Beda dengan tradisi, “Happy Brethe To You” yang dialibikan sebagai ucapan dan do’a panjang umur, walaupun pada historisnya itu adalah sejarah perayaan pembantaian masal untuk ummat Islam oleh Ratu Isabella dan Raja Ferdinando (1425 M) di Andaluzia. Insidennya terus mengobarkan api dendam yang membara pada internal Islam. Beda pula dengan tradisi peringatan hari pemasungan masal kepada para penentang Gereja yang menghadirkan pobia pada jemaatnya, dan akan jauh beda dengan tradisi pembersihan Jenazah di tanah Toraja Indoensia yang mengambarkan manusia tidak akan berpisah. Tentang Indonesia tentu memiliki banyak tradisi, dari banyak tradisi ini bukti kebinekaan itu ada.
Di Nusa Tengga Barat tepatnya di Kabupaten Bima-Dompu, bahwa tentang membuat dan menikmati kuliner lokal dari hasil panen yang didapat itu diaplikasikan sebagai bentuk kebiasaan atau tradisi, dikenal dengan tradisi “Puru Ndiha Timbu” atau Tradisi syukur. Rasa Syukur terhadap rezeki, entah hasil Panen atau Jabatan. Tradisi ini merupakan perayaan yang begitu dinikmati dan ditunggu oleh masyarakat Bima-Dompu, dan biasanya dirayakan setelah musim padi berakhir. Perayaan dan pembuatannya telah diwarisi dari zaman ke zaman. Pada perayaannya (Puru Ndiha) merupakan ajakan untuk tetap bersyukur akan sedikit dan banyaknya hasil panen. Sedangkan pada makanannya (Timbu) memiliki Khas dan manfaatnya yang begitu banyak. Seperti pengisi perut pengganti nasi di waktu pagi, dan juga hasiat-hasiat lainnya. Makanan yang telah menyandang wejangan khas kuliner lokal ini, merupakan kuliner yang telah dinikmati secara turun temurun oleh masyarakat Bima-Dompu.

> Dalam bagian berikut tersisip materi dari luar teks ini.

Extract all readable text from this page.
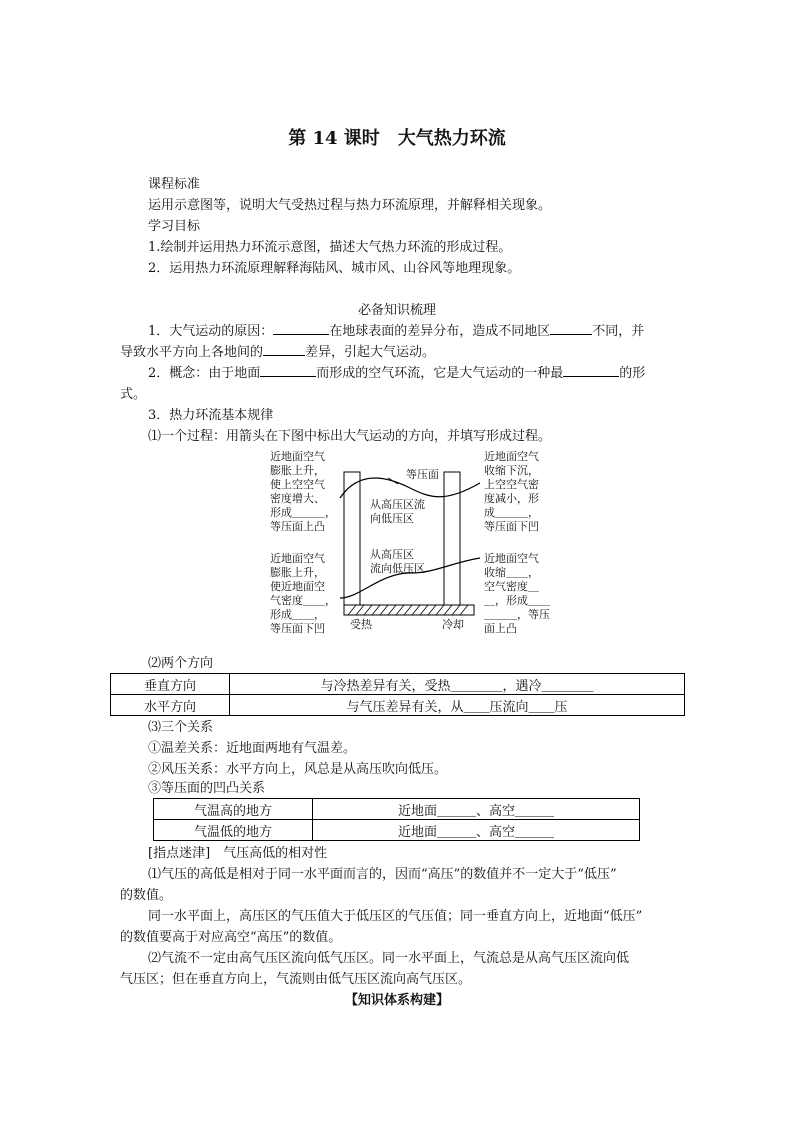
第 14 课时　大气热力环流
课程标准
运用示意图等，说明大气受热过程与热力环流原理，并解释相关现象。
学习目标
1.绘制并运用热力环流示意图，描述大气热力环流的形成过程。
2．运用热力环流原理解释海陆风、城市风、山谷风等地理现象。
必备知识梳理
1．大气运动的原因：	在地球表面的差异分布，造成不同地区	不同，并
导致水平方向上各地间的	差异，引起大气运动。
2．概念：由于地面	而形成的空气环流，它是大气运动的一种最	的形
式。
3．热力环流基本规律
⑴一个过程：用箭头在下图中标出大气运动的方向，并填写形成过程。
等压面
从高压区流
向低压区
从高压区
流向低压区
受热	冷却
近地面空气
膨胀上升，
使上空空气
密度增大、
形成＿＿＿，
等压面上凸
近地面空气
膨胀上升，
使近地面空
气密度＿＿，
形成＿＿，
等压面下凹
近地面空气
收缩下沉，
上空空气密
度减小，形
成＿＿＿，
等压面下凹
近地面空气
收缩＿＿，
空气密度＿
＿，形成＿＿
＿＿＿，等压
面上凸
⑵两个方向
垂直方向	与冷热差异有关，受热＿＿＿＿，遇冷＿＿＿＿
水平方向	与气压差异有关，从＿＿压流向＿＿压
⑶三个关系
①温差关系：近地面两地有气温差。
②风压关系：水平方向上，风总是从高压吹向低压。
③等压面的凹凸关系
气温高的地方	近地面＿＿＿、高空＿＿＿
气温低的地方	近地面＿＿＿、高空＿＿＿
[指点迷津]　气压高低的相对性
⑴气压的高低是相对于同一水平面而言的，因而“高压”的数值并不一定大于“低压”
的数值。
同一水平面上，高压区的气压值大于低压区的气压值；同一垂直方向上，近地面“低压”
的数值要高于对应高空“高压”的数值。
⑵气流不一定由高气压区流向低气压区。同一水平面上，气流总是从高气压区流向低
气压区；但在垂直方向上，气流则由低气压区流向高气压区。
【知识体系构建】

Seiring berkembangnya zaman, tradisi ini sudah jarang dijumpai pada masyarakat Bima-Dompu. Jarang dalam tradisi syukurnya, tapi aktivitas “Puru Timbu” masih bisa dijumpai di pinggiran jalan raya Desa Bolo Kecamatan Madapangga dan kelurahan Bada Kabupaten Dompu
Asumsi lain, memungkinkan bahwa kasus Narkoba; atau tidak bersyukur dengan Kekayaan yang sudah ada. Lalu kasus pemerkosaan; atau tidak bersyukur dengan satu istri hingga anak kandung pun jadi luapan nafsu birahi. Juga mungkin, keserakahan dari para pemegang kekuasaan, baik serakah jabatan dan juga serakah Nominal. Lalu pembabatan dan penggundulan hutan secara liar oleh sekelompok masyarakat itu bukan hanya pada persoalan ekonomi dan politik, tapi juga persoalan rasa syukur yang hilang dan Sabda-sabda kebudayaan yang tidak mau dibuka kembali.
Lebih jauh lagi, pada studi historis, bahwa benar kejatuhan Kekaisaran Tarta dan Mongol adalah sebab mereka tidak kembali pada taktik perang yang turun temurun sebagai sifat terwariskan (Budaya). Tradisi “Puru Ndiha Timbu” atau bentuk kesyukuran, yang pada “hakeka na” memerintahkan semua penghuni Dana Mambari ro Mpaha dan Dana Nggahi Rawi Pahu untuk bersyukur dari setiap hasil dan rezeki yang didapat.